Bisnis.com, JAKARTA—Guna menjaga stabilitas harga kebutuhan pokok untuk jangka panjang, pemerintah diminta mengembalikan peran Bulog dan memberikan kewenangan lebih untuk mengendalikan distribusi dan mengintervensi harga komoditas pokok.
Direktur Eksekutif Indonesia for Global Justice (IGJ) Riza Damanik menilai penting bagi upaya menjaga stabilitas harga pangan strategis jangka panjang dengan mengembalikan peran Bulog dan memberi kewenangan lebih luas.
Bulog, katanya, tidak hanya diberi kewenangan menjaga suplai beras dan menyalurkannya kepada masyarakat miskin, tetapi juga menjaga suplai sejumlah komoditas strategis seperti tepung, gula, minyak sayur, kedelai, dan lain-lain.

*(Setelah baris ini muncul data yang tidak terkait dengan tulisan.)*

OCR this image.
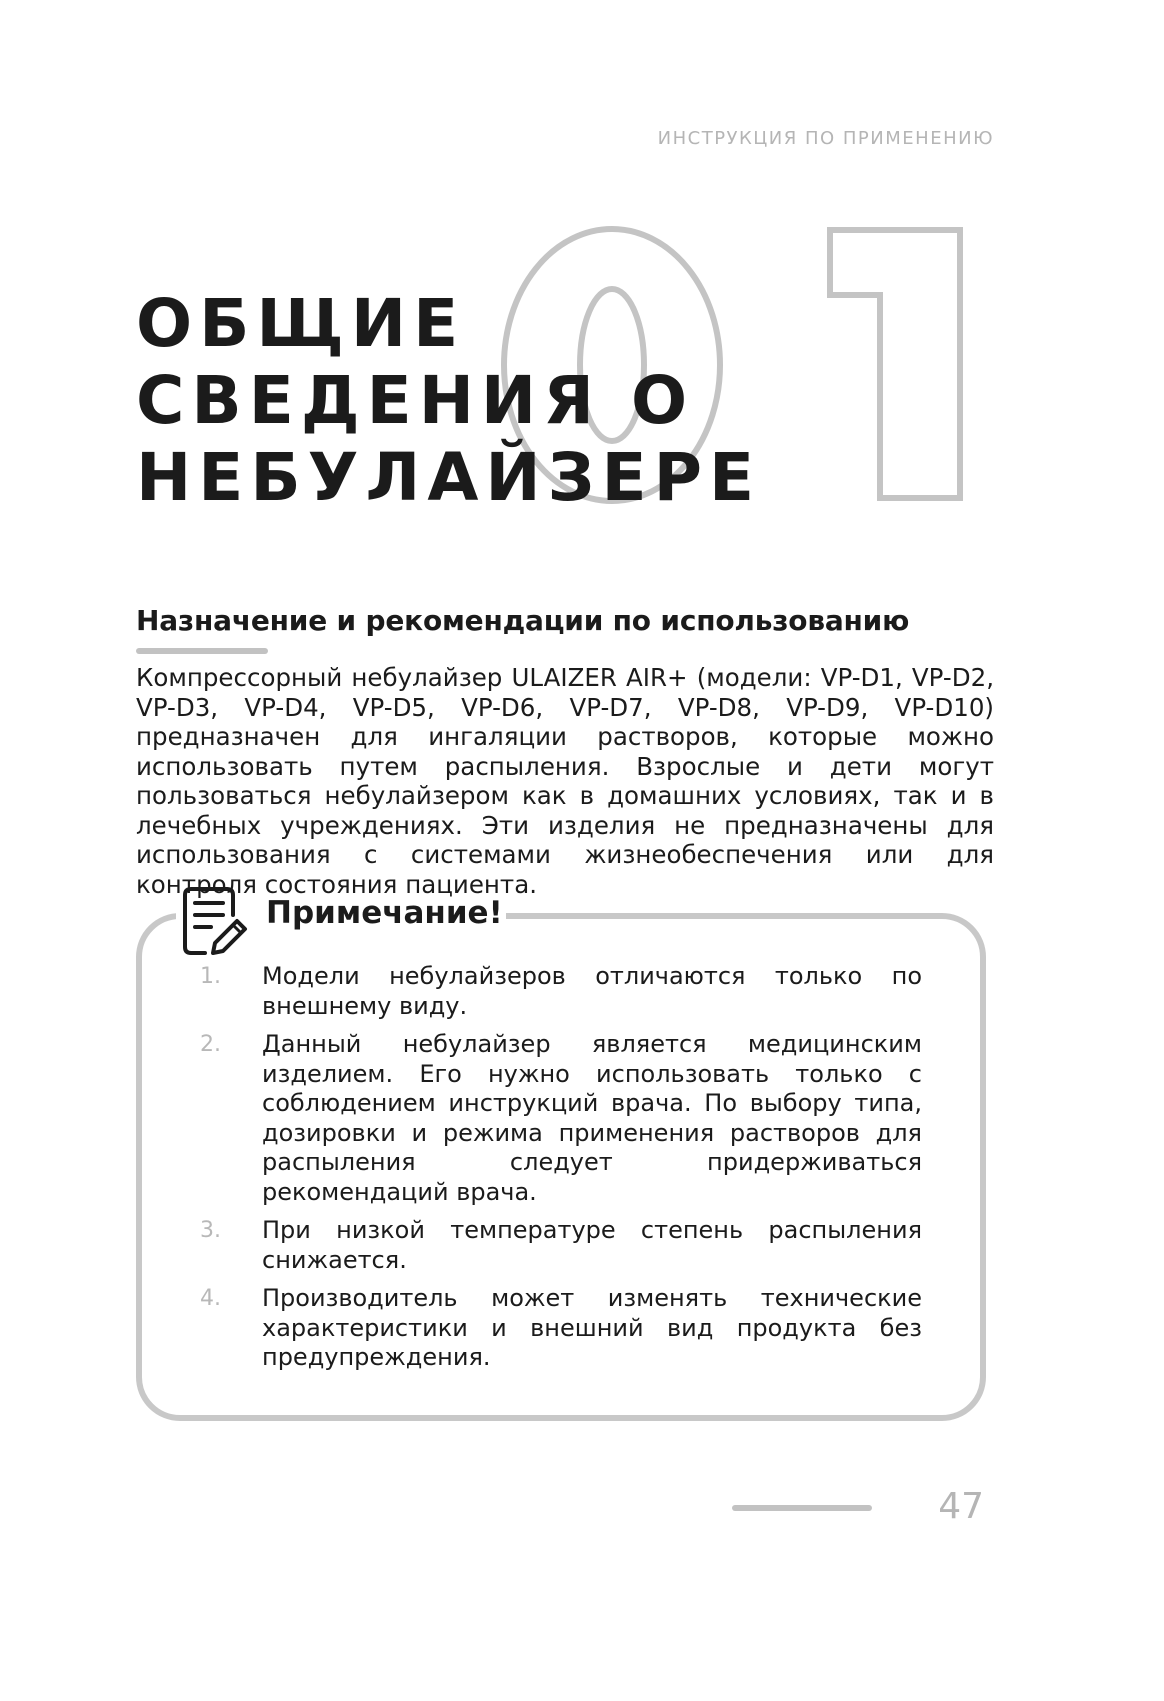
ИНСТРУКЦИЯ ПО ПРИМЕНЕНИЮ
01
ОБЩИЕ
СВЕДЕНИЯ О
НЕБУЛАЙЗЕРЕ
Назначение и рекомендации по использованию

Компрессорный небулайзер ULAIZER AIR+ (модели: VP-D1, VP-D2, VP-D3, VP-D4, VP-D5, VP-D6, VP-D7, VP-D8, VP-D9, VP-D10) предназначен для ингаляции растворов, которые можно использовать путем распыления. Взрослые и дети могут пользоваться небулайзером как в домашних условиях, так и в лечебных учреждениях. Эти изделия не предназначены для использования с системами жизнеобеспечения или для контроля состояния пациента.

Примечание!
1. Модели небулайзеров отличаются только по внешнему виду.
2. Данный небулайзер является медицинским изделием. Его нужно использовать только с соблюдением инструкций врача. По выбору типа, дозировки и режима применения растворов для распыления следует придерживаться рекомендаций врача.
3. При низкой температуре степень распыления снижается.
4. Производитель может изменять технические характеристики и внешний вид продукта без предупреждения.
47
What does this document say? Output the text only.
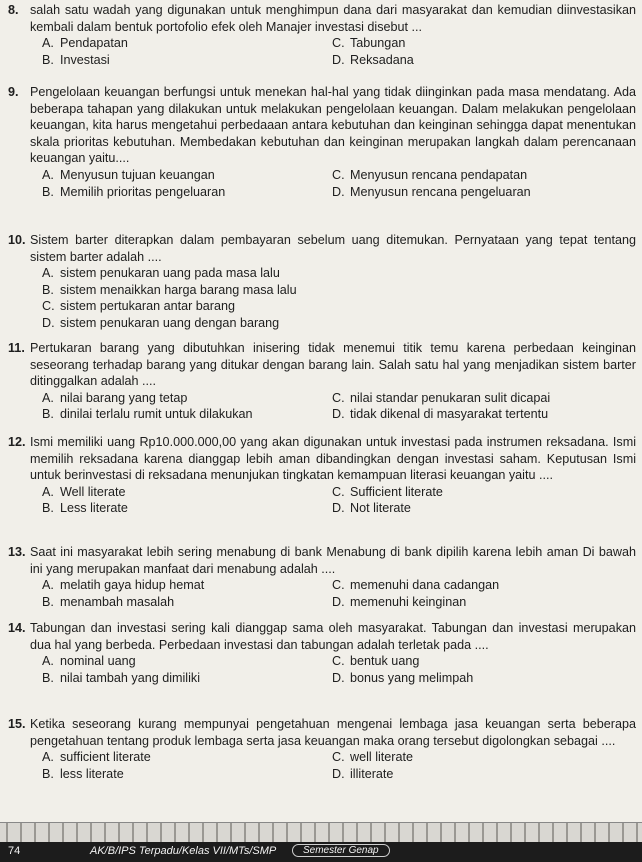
8. salah satu wadah yang digunakan untuk menghimpun dana dari masyarakat dan kemudian diinvestasikan kembali dalam bentuk portofolio efek oleh Manajer investasi disebut ...
A. Pendapatan	C. Tabungan
B. Investasi	D. Reksadana
9. Pengelolaan keuangan berfungsi untuk menekan hal-hal yang tidak diinginkan pada masa mendatang. Ada beberapa tahapan yang dilakukan untuk melakukan pengelolaan keuangan. Dalam melakukan pengelolaan keuangan, kita harus mengetahui perbedaaan antara kebutuhan dan keinginan sehingga dapat menentukan skala prioritas kebutuhan. Membedakan kebutuhan dan keinginan merupakan langkah dalam perencanaan keuangan yaitu....
A. Menyusun tujuan keuangan	C. Menyusun rencana pendapatan
B. Memilih prioritas pengeluaran	D. Menyusun rencana pengeluaran
10. Sistem barter diterapkan dalam pembayaran sebelum uang ditemukan. Pernyataan yang tepat tentang sistem barter adalah ....
A. sistem penukaran uang pada masa lalu
B. sistem menaikkan harga barang masa lalu
C. sistem pertukaran antar barang
D. sistem penukaran uang dengan barang
11. Pertukaran barang yang dibutuhkan inisering tidak menemui titik temu karena perbedaan keinginan seseorang terhadap barang yang ditukar dengan barang lain. Salah satu hal yang menjadikan sistem barter ditinggalkan adalah ....
A. nilai barang yang tetap	C. nilai standar penukaran sulit dicapai
B. dinilai terlalu rumit untuk dilakukan	D. tidak dikenal di masyarakat tertentu
12. Ismi memiliki uang Rp10.000.000,00 yang akan digunakan untuk investasi pada instrumen reksadana. Ismi memilih reksadana karena dianggap lebih aman dibandingkan dengan investasi saham. Keputusan Ismi untuk berinvestasi di reksadana menunjukan tingkatan kemampuan literasi keuangan yaitu ....
A. Well literate	C. Sufficient literate
B. Less literate	D. Not literate
13. Saat ini masyarakat lebih sering menabung di bank Menabung di bank dipilih karena lebih aman Di bawah ini yang merupakan manfaat dari menabung adalah ....
A. melatih gaya hidup hemat	C. memenuhi dana cadangan
B. menambah masalah	D. memenuhi keinginan
14. Tabungan dan investasi sering kali dianggap sama oleh masyarakat. Tabungan dan investasi merupakan dua hal yang berbeda. Perbedaan investasi dan tabungan adalah terletak pada ....
A. nominal uang	C. bentuk uang
B. nilai tambah yang dimiliki	D. bonus yang melimpah
15. Ketika seseorang kurang mempunyai pengetahuan mengenai lembaga jasa keuangan serta beberapa pengetahuan tentang produk lembaga serta jasa keuangan maka orang tersebut digolongkan sebagai ....
A. sufficient literate	C. well literate
B. less literate	D. illiterate
74	AK/B/IPS Terpadu/Kelas VII/MTs/SMP	Semester Genap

“Pemerintah juga harus melakukan intervensi terhadap kebutuhan pokok dengan tidak menyerahkan harga sepenuhnya kepada mekanisme pasar,” katanya belum lama ini.
Intervensi dengan penetapan standar harga untuk sejumlah komoditas pokok dinilai bisa menjaga stabilitas harga jangka panjang. Serta diharapkan mampu meningkatkan produktivitas petani dengan adanya kepastian harga dari pemerintah dan mengurangi impor.
Selama ini, kata Riza, pemerintah sepenuhnya menyerahkan kendali harga kepada mekanisme pasar. Sehingga ketika keran impor dibuka, komoditas dari luar negeri membanjiri pasar domestik dengan harga murah, sehigga petani dalam negeri enggan memproduksi.
Dia menyebutkan lemahnya kontrol pemerintah terhadap harga kebutuhan pokok, menyebabkan ketergantungan yang tinggi terhadap impor. Imbasnya, petani lokal sulit mengembangkan usaha pertanian berbasis kebutuhan pokok karena kalah bersaing dengan komoditas impor.
“Mestinya, kalau mau swasembada dan mengurangi impor, pemerintah harus mau mensubsidi petani dengan kepastian harga produksi mereka. Di Amerika saja, kalau harga pasar anjlok, pemerintahnya tetap membeli produk petani dengan harga pantas, disubsidi,” tuturnya.
Menurutnya, sudah seharusnya menjelang penerapan masyarakat ekonomi Asean (MEA) 2015, pemerintah mengembalikan peran Bulog tidak hanya menyangkut suplai beras, tetapi juga kebutuhan pokok lainnya.
Kartini Samon, Staf Asia Grain, sebuah organisasi sipil di bidang keragaman hayati dan pertanian menilai pemerintah belum memiliki political will yang kuat untuk melindungi petani, sehingga kebijakan yang diambil lebih pro pasar.
Dia mencontohkan pada 1992, Indonesia pernah mengalami swasembada kedelai. Namun kemudian, kebijakan impor membuat kedelai berharga murah dari luar negeri menyerbu pasar domestik, dan membuat produksi dalam negeri turun jauh.
“Penyebabnya, kedelai petani lokal tidak laku karena harga impor lebih murah. Mereka jadi enggan menanam dan produksi jatuh,” katanya.
Saat ini, hingga 70% kebutuhan kedelai dalam negeri dipenuhi melalui impor. Padahal, jika pemerintah mau memberikan stimulus lebih luas kepada petani, produksi dalam negeri bisa didongkrak.